Dans un petit village côtier, Shuji (Ken Takakura) mène une vie paisible parmi la petite communauté de marins pêcheurs. Il est marié, a deux enfants, travaille bien, est respecté, Surtout, personne ne connaît son tumultueux passé de yakuza. Un jour, une jeune femme, Hanako, débarque avec son enfant pour reprendre le petit bar abandonné par la précédente propriétaire. Comme la nouvelle patronne est sympa, jeune et jolie, les hommes s’y précipitent pour de bonnes beuveries après les journées de travail. Mais tout s’aggrave quand le yakuza amant de la patronne, Yajima (Takeshi Kitano), arrive pour organiser des parties de mah-jong. Son but : renflouer ses poches en les incitant à rester tard dans la nuit dans le bar mais aussi en leur vendant de la drogue…

Yasha
(夜叉)
Yasuo Furuhata – 1985

Film sympathique des années 80, qui intervient dans la carrière de Takakura deux ans après Antarctica. L’un des principaux attraits de ce titre vient de la confrontation entre deux monstres. D’un côté, j’ai nommé Beat Takeshi dans le rôle de Yajima, un yakuza grossier, violent et impulsif comme Kitano aura l’habitude d’en jouer par la suite. De l’autre, Ken Takakura, LE Ken Takakura, le « Clint Eastwood japonais » (toujours trouvé naze ce surnom) habitué aux rôles de yakuzas taciturnes mais dotés d’un sens de l’honneur en béton armé. La confrontation vaut son pesant de sardines fraîches, mais l’intérêt principal est encore ailleurs. Car entreprendre de visionner Yasha uniquement dans cette optique reviendrait à être déçu. Yajima est en effet rapidement maté par Yasha (le surnom yakusa de Shinji) et même s’il revient plus tard dans le film, on ne peut plus vraiment parler de confrontation.

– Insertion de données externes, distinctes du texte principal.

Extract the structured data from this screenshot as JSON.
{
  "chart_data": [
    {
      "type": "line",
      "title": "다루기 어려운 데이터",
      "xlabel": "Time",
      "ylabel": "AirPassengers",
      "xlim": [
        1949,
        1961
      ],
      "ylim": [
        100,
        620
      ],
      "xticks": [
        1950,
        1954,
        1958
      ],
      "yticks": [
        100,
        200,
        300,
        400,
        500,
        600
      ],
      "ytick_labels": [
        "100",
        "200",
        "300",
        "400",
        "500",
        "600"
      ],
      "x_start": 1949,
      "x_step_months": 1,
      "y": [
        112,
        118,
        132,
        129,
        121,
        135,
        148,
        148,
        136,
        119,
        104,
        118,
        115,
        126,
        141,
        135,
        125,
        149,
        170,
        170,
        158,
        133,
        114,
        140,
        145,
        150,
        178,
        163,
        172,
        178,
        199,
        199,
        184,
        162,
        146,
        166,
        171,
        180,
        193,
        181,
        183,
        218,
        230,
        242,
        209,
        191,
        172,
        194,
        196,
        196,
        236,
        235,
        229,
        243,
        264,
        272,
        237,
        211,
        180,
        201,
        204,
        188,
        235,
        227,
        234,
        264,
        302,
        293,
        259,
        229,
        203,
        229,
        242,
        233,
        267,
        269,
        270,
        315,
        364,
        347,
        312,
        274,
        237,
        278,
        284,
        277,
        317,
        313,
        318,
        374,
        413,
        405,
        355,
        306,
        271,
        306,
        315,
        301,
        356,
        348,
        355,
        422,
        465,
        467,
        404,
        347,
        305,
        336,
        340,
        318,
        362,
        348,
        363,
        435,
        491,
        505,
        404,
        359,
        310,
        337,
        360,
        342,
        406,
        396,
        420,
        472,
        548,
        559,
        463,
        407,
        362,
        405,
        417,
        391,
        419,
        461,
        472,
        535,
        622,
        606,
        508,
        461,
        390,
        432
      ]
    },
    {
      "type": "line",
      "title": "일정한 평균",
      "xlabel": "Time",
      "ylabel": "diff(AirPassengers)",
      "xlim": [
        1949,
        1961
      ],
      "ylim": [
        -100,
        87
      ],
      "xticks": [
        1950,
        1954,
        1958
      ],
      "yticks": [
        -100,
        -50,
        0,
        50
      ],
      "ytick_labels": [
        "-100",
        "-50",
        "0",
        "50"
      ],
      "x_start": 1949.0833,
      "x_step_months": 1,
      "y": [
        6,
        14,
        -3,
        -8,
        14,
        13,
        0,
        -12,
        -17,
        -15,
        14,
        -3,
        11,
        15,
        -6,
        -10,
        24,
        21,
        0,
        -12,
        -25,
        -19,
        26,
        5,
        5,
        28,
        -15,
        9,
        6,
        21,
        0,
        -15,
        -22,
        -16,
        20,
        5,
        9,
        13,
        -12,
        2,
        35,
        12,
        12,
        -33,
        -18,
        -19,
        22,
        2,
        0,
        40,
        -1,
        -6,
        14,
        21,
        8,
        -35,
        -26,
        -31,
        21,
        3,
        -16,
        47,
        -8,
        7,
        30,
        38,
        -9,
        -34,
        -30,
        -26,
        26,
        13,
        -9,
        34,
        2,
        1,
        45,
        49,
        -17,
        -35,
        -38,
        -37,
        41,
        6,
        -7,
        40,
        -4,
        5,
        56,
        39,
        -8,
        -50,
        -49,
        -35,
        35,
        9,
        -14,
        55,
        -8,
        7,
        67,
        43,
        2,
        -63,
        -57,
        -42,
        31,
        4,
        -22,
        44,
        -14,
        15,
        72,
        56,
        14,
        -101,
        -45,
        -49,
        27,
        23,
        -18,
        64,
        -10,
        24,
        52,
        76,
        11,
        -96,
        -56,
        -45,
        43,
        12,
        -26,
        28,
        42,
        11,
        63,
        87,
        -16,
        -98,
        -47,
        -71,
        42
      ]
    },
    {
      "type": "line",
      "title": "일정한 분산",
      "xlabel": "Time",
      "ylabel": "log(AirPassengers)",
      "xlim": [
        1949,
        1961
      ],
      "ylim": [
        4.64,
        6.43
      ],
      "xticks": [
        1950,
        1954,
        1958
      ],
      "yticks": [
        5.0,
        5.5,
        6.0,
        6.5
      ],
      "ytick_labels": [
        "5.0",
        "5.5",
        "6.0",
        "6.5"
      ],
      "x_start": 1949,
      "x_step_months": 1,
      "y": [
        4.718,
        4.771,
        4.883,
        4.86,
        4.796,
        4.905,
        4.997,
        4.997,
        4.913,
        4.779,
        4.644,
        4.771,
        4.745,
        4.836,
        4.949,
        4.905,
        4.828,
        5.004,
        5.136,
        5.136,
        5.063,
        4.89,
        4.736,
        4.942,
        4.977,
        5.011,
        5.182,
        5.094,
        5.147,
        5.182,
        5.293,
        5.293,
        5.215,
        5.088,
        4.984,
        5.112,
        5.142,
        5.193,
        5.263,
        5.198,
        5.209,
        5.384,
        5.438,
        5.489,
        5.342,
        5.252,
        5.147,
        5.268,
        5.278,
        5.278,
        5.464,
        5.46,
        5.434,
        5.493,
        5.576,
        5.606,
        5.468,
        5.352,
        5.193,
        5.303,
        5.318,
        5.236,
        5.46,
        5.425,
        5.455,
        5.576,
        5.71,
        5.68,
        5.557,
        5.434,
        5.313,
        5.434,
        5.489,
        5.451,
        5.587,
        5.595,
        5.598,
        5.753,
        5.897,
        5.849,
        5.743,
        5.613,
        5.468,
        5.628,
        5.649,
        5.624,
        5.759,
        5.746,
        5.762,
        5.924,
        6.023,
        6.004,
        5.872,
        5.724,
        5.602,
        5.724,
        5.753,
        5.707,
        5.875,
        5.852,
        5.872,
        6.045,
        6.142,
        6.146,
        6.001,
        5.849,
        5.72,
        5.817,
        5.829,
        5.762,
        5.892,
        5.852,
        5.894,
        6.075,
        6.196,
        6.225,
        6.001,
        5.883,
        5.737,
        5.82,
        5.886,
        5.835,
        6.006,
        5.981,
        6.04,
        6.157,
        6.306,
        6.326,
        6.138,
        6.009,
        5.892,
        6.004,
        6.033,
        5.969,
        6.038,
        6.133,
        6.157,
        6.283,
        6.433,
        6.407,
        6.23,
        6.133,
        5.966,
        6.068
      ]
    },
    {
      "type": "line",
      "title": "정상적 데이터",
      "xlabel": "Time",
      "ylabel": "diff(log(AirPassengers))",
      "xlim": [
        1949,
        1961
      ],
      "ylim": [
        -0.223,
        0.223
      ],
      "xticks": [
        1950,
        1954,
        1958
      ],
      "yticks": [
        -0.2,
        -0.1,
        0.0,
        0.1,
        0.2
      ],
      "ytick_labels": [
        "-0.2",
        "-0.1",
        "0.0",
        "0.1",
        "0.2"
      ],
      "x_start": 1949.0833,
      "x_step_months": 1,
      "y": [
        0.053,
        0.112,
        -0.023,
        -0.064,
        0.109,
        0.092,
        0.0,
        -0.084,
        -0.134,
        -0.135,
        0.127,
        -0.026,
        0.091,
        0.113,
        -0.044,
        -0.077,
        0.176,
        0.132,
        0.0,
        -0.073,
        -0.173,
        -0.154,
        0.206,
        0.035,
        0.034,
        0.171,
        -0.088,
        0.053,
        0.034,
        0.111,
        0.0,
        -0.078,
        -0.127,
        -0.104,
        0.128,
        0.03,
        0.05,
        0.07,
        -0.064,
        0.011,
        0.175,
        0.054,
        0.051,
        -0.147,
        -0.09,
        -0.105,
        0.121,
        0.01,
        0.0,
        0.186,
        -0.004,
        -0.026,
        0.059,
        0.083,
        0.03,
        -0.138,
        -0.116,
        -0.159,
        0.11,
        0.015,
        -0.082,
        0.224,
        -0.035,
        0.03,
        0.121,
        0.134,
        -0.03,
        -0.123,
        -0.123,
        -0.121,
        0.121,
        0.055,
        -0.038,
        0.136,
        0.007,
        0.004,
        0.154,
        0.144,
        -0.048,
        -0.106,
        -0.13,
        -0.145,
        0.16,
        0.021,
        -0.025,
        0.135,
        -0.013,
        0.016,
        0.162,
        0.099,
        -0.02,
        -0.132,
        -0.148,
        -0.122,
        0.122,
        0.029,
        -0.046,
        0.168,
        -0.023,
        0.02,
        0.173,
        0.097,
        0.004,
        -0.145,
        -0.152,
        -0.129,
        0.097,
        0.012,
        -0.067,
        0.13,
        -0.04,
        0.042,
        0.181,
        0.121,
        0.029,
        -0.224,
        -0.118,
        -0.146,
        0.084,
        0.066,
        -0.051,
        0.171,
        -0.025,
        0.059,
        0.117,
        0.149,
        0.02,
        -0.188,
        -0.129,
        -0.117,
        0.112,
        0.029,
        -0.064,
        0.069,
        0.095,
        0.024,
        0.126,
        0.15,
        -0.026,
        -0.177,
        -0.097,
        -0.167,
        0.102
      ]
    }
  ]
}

Un dur crédible, même avec sur le crâne une casquette ridicule.

En fait, le plaisir vient avant tout d’un rythme lancinant, alternant moments de quiétude et d’inquiétude, le tout porté par une belle photographie de Daisaku Kimura, qui travaillera d’ailleurs plus tard pour un autre film enneigé dans lequel apparaît Takakura : Poppoya. A la chaleur du sourire d’Ayumi Ishida (madame Blue Light Yokoyama, qui joue dans le film d’épouse de Shinji), ainsi qu’à celle du bar Hotaru répondent la froideur d’un rude climat hivernal et le mugissement des vagues qui s’agitent, faisant écho à ce qui se passe à l’intérieur de Yasha. Bref c’est un endroit à la fois tumultueux et paisible, parfait écho de ce qui peut se passer dans le cœur de Yasha, partagé entre l’envie de poursuivre une vie tranquille, et celle de succomber à la beauté de Hanako, courant le risque, en se frottant à Yajima, de voir resurgir son ancien passé de mafieux.

Shinji, son épouse et Hanako.

On l’aura deviné, on n’est pas face à un film de Fukasaku. Si l’on met de côté une des dernières scènes et surtout celle où l’on voit un Kitano sous héroïne courir dans le village un couteau de boucher à la main, le rythme est calme, uniquement inscrit dans les mouvements quasi imperceptibles qui se lisent dans le jeu granitique de Takakura. Ça pourra laisser de marbre. Pour ceux qui apprécient son austérité, ce sera le charme principal.

Allez, celui de Hiromi Iwaski dans le rôle de la mama san fatale compte un peu aussi.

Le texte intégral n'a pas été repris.